So dramatisch sind Boris Beckers Erinnerungen an den Knast
Boris Becker (57) schreibt über eine Zeit, über die viele andere an seiner Stelle sicher lieber geschwiegen hätten: In seinem neuen Buch "Inside: Gewinnen – Verlieren – Neu beginnen", das Anfang September erscheinen soll, schildert er eindrücklich seine Monate in britischer Haft – brutal, ehrlich und ohne Rücksicht auf Verluste. Schon die ersten Zeilen, die bisher veröffentlicht wurden, machen deutlich, wie sehr ihn diese Zeit erschüttert hat: "Es sind die Schreie, die dich in deiner ersten Nacht im Gefängnis am tiefsten treffen", heißt es dort. "Schreie, als wäre jemand verletzt. Als bräuchte er Hilfe. Als würde jemand sterben." Boris nimmt die Leser mit hinter die Gefängnismauern, hinein in eine Welt voller Kälte, endloser Einöde und verzweifelter Überlebensstrategien. Er beschreibt, wie es ist, plötzlich nicht mehr Promi, sondern nur noch eine Nummer zu sein – registriert als A2923EV, eingesperrt mit Fremden, umgeben von Angst und Lärm.

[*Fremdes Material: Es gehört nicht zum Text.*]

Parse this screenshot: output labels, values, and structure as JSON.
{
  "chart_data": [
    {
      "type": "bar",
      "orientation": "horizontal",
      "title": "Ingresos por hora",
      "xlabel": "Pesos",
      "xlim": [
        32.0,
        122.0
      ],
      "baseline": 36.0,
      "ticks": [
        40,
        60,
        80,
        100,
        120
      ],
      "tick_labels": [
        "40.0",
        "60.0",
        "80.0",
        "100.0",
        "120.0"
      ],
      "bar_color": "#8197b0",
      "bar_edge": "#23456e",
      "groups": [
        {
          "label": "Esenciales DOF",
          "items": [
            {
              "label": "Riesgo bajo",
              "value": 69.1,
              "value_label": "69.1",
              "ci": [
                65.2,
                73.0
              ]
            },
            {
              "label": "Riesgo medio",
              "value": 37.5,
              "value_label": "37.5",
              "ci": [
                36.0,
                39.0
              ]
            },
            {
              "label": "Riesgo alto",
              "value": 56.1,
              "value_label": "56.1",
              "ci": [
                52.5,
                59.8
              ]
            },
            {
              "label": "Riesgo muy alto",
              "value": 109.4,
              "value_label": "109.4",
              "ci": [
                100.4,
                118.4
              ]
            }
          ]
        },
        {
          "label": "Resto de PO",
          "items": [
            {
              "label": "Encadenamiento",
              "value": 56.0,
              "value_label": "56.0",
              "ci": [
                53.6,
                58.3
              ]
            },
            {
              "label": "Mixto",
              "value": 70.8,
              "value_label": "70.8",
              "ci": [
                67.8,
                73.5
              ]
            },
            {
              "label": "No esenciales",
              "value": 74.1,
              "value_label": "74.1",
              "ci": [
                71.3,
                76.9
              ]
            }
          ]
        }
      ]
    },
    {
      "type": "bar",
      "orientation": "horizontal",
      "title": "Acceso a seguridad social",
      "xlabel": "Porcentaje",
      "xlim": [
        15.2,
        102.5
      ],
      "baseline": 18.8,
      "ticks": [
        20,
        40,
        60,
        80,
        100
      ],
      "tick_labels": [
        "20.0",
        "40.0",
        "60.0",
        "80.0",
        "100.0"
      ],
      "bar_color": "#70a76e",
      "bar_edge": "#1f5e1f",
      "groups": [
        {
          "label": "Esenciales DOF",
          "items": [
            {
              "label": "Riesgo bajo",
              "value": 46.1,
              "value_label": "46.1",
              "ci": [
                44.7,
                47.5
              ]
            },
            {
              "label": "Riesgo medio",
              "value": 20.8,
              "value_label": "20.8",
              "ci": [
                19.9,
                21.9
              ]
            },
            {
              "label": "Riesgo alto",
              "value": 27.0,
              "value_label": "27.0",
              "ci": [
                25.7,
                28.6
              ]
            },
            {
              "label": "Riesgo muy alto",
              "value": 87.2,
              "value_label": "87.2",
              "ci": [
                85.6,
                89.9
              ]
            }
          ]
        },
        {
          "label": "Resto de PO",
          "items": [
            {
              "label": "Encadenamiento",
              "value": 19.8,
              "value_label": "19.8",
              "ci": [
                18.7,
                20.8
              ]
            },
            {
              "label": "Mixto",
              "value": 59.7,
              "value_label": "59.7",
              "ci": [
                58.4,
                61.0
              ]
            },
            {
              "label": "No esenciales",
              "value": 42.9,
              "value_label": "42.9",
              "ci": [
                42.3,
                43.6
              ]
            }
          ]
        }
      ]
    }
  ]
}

Das Buch, das offenbar nichts für schwache Nerven ist, soll vor allem die innere Entwicklung des ehemaligen Tennisprofis sichtbar machen. Boris beschreibt, wie sich in der Isolation neue Perspektiven für ihn öffneten – nicht trotz, sondern gerade wegen der schwierigen Umstände. Der Alltag im Gefängnis zwang ihn dazu, Verantwortung zu übernehmen, alte Muster zu hinterfragen und emotionale Panzer abzulegen. Schuldzuweisungen spart er im Buch weitgehend aus, stattdessen richtet sich der Fokus auf Veränderung: Wie wird man ein anderer Mensch, wenn alles Bekannte wegfällt? Zwischen Routinen, Rückschlägen und rätselhaften Begegnungen mit Mithäftlingen tastet sich Boris in seinem Werk zu einer neuen Selbstwahrnehmung vor – immer in dem Wissen, dass Vertrauen und Respekt hinter Gittern ganz anders funktionieren als in der Welt draußen.
Auch im familiären Umfeld hat diese Zeit bei Boris Spuren hinterlassen. Besonders die Beziehung zu seiner Tochter Anna Ermakova (25) wurde während seiner Inhaftierung intensiver. Der erzwungene Stillstand öffnete Räume für Gespräche, die vorher nicht gegeben waren – und schuf Nähe, wo zuvor oft Distanz herrschte. Boris, der aktuell mit Ehefrau Lilian de Carvalho Monteiro sein insgesamt fünftes Kind erwartet, betont seitdem häufiger seine Rolle als Familienmensch. Das Buch kann daher auch als Versuch gelesen werden, nicht nur mit seiner Rolle in der Öffentlichkeit, sondern auch mit sich privat ins Reine zu kommen.